# SMY GOD MOD



## Stroodlepuff (24/12/14)

I know we're closed and all but this arrived this morning and I thought I needed to share  

*SMY GOD MOD 180W ( BLACK ) R2,250.00 - SEE IT HERE *

*

*

*SMY’s God Mod has touched down with a host of features. Automatic vape allows you to let go of the firing button early and still get the vape you want. Three 18650 in series means you can take advantage of up to 180 watts and still have considerable battery life. Puff counter, temperature sensor, and resistance down to hundredths are also key features of this unit. 

Features include:


180 watt proprietary module chip
Two modes – regular power (0-80 watts) and super power (80-180)
Automatic firing mode
Tactile style buttons
Puff counter
Temperature sensor
Programmable automatic shut off
180 watts can only be reached with 25 amp 18650 continuous discharge batteries for this mod
6 months manufacturer’s warranty 
Real time current meter
Output: 7-180 watt range
Output Voltage: up to 12.6 volts
Handles down to 0.3 ohm resistance
Handles up to 3.0 ohm resistance
Auto ohm resistance meter finds ideal voltage for tank/dripper
Wolf and moon emblazoned on mod
“God 180″ lettering on mod
Wattage regulated via two buttons, -/+
LED screen with blue OLED display
Battery life readout in realtime
Dimensions 12CM x 7CM x 3CM
Locking mechanism to prevent misfire
Chip runs cool to avoid heat and temperature sensor malfunction
Utilizes three 18650 batteries in series – (removable and sold separately)
Aluminum alloy body allows heat dissipation 
*

Reactions: Like 5


----------



## Yiannaki (24/12/14)

Stroodlepuff said:


> I know we're closed and all but this arrived this morning and I thought I needed to share
> 
> *SMY GOD MOD 180W ( BLACK ) R2,250.00 - SEE IT HERE *
> 
> ...


This looks very cool!

People are gonna come knocking for this


----------



## Gizmo (29/12/14)

Awesome combo

Reactions: Like 1 | Agree 2 | Winner 1


----------



## Silver (29/12/14)

Looks amazing @Gizmo 
Lol, it says 32 degrees Celcius - has it been standing for a while?

Reactions: Funny 1


----------



## free3dom (29/12/14)

Finally a mod the SubTank fits really well on!

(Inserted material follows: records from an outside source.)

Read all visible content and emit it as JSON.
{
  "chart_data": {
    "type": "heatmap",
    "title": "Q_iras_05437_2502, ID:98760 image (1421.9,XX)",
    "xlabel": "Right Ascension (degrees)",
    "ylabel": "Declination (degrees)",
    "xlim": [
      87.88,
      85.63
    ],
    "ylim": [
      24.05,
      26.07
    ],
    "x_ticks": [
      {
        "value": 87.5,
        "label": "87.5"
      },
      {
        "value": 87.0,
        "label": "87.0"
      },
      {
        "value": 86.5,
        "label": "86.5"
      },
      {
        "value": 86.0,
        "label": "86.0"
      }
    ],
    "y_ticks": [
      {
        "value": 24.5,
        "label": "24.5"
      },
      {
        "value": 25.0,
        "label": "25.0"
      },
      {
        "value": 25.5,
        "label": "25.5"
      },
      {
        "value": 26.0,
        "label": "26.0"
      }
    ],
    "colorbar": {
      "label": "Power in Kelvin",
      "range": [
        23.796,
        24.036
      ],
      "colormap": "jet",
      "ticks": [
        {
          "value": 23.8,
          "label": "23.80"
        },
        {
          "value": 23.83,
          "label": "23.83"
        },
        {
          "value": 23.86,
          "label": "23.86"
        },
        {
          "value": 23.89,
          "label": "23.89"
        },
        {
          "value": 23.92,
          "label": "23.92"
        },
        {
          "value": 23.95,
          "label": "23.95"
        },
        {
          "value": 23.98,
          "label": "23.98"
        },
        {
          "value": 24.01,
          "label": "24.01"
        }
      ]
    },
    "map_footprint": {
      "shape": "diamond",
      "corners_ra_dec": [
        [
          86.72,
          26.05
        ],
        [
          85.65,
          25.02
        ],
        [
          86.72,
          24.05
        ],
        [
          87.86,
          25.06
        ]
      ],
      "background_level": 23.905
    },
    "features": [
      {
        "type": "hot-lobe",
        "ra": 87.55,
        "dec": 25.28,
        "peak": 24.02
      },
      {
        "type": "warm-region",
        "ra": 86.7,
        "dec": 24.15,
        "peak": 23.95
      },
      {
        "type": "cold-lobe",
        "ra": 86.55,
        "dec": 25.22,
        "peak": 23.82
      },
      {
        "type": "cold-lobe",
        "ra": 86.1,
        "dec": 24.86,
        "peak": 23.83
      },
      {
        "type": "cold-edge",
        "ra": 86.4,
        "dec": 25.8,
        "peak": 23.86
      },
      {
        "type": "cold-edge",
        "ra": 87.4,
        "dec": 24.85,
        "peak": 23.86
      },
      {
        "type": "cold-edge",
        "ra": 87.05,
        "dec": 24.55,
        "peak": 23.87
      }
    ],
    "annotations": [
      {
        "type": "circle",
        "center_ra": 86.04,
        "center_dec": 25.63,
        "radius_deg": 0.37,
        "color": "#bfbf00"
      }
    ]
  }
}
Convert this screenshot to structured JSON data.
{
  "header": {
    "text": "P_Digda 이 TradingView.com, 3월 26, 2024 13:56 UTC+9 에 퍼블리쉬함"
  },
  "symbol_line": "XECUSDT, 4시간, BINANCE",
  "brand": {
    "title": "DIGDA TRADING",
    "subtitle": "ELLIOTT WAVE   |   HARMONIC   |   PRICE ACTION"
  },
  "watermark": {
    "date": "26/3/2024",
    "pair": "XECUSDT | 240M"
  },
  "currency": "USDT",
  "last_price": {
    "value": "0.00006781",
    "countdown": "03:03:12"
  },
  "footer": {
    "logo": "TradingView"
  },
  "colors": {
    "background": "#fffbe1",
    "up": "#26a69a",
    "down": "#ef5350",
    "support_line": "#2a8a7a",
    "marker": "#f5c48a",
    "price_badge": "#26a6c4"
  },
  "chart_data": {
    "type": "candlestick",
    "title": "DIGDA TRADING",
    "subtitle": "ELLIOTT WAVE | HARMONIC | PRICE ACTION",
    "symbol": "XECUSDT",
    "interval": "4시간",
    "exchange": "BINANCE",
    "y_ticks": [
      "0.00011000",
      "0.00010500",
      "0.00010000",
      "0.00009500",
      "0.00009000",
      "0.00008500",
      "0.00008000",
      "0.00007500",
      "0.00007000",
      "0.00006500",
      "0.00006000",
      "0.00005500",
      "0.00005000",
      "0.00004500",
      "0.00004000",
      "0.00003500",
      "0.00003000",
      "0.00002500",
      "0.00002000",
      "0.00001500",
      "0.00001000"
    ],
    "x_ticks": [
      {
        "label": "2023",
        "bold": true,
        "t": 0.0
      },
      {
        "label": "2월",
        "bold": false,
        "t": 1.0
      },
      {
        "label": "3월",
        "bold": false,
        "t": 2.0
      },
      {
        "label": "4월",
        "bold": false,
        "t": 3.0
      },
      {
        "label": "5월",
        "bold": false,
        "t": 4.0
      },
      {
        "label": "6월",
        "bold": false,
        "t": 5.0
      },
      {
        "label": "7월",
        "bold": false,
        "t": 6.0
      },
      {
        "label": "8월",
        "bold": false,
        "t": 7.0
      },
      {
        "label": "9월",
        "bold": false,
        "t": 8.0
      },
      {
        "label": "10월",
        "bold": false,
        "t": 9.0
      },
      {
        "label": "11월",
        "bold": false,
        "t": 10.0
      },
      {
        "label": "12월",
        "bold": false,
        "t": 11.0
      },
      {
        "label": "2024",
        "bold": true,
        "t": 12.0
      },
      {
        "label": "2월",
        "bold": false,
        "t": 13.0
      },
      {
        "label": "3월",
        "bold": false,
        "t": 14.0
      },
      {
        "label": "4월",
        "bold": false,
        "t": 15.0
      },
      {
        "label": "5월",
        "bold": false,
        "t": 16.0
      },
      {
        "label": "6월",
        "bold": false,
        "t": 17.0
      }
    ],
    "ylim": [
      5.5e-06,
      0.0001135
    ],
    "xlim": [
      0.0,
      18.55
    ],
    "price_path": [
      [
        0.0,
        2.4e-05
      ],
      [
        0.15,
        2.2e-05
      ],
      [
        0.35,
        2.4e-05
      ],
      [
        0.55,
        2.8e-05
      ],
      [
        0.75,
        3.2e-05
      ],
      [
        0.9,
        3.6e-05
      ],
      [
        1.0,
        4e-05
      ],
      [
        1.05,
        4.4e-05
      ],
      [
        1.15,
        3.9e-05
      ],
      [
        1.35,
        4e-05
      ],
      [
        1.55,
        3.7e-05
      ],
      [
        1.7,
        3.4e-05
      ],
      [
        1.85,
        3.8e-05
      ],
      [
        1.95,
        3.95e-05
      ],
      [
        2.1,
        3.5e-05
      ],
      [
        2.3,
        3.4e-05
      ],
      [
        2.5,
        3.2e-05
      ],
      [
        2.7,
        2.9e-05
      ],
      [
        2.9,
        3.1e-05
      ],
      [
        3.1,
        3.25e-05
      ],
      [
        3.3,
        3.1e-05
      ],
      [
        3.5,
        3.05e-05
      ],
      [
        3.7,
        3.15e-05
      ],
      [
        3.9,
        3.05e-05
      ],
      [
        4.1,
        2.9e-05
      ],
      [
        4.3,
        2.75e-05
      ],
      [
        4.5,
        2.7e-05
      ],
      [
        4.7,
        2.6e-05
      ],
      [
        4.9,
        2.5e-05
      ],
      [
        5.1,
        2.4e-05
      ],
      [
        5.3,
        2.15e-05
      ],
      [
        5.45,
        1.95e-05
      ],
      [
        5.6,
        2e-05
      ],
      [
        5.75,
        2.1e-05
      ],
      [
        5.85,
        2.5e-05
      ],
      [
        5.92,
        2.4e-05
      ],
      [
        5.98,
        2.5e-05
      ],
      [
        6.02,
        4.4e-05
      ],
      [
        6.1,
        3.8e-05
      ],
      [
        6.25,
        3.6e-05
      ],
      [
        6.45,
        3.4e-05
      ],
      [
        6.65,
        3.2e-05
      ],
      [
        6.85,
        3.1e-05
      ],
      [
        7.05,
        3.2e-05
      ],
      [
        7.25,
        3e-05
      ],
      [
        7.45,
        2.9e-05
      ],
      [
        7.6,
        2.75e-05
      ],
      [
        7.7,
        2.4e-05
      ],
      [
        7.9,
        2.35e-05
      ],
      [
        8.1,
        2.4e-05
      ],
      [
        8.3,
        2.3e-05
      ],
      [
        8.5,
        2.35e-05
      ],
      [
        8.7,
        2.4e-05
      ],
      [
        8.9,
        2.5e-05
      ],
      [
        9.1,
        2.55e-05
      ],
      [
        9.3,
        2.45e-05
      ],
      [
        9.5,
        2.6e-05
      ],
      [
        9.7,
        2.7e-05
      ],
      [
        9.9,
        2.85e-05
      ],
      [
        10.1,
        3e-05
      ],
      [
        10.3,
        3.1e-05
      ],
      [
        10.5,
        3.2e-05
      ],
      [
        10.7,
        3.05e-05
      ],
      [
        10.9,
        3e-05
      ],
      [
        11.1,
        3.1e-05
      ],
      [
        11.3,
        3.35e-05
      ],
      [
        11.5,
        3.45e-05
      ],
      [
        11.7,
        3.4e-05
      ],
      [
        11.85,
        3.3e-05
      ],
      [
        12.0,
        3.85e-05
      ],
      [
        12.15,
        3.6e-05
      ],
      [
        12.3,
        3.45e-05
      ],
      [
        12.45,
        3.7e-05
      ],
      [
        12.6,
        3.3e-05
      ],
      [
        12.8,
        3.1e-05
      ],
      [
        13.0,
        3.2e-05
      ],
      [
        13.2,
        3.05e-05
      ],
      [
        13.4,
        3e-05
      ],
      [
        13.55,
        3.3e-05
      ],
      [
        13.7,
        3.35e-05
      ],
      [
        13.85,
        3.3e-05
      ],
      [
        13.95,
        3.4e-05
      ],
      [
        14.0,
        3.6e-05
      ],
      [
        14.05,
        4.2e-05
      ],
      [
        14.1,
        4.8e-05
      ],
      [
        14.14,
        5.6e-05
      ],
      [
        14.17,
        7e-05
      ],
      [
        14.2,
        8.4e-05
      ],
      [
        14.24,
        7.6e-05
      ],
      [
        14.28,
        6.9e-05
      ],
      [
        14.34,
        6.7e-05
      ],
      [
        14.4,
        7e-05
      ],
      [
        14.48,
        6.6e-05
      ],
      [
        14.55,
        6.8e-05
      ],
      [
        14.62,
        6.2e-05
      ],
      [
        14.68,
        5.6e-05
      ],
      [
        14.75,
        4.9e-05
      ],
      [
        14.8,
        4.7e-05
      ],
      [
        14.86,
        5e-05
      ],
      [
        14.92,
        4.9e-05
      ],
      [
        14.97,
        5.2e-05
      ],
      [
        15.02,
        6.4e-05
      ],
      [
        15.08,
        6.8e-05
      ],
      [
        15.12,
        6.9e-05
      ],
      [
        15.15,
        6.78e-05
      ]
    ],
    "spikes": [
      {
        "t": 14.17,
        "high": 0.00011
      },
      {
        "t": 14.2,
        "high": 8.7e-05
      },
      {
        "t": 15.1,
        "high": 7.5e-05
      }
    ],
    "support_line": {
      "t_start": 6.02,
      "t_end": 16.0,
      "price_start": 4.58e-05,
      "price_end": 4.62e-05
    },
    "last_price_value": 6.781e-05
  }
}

Amazing setup @Gizmo.

What is the vape like? And how far have you pushed it? 

Lol @Silver...that's idle temperature, ready to fire up at a moment's notice


----------



## Paulie (6/1/15)

Gizmo said:


> Awesome combo


That does look really cool!!


----------



## Ollie (6/1/15)

Has @Rob Fisher seen this setup? No overhang for his subtank...


----------



## Gizmo (6/1/15)

I absolutely adore this mod.. The battery life is insane, 5 days around for me.. Constant chain vaping... And yea it looks too damn hot mixed with the sub tank. Minor con is that its a tad wide, but then again, what do you expect from 3 18650 batteries in series.

Reactions: Like 2 | Winner 1


----------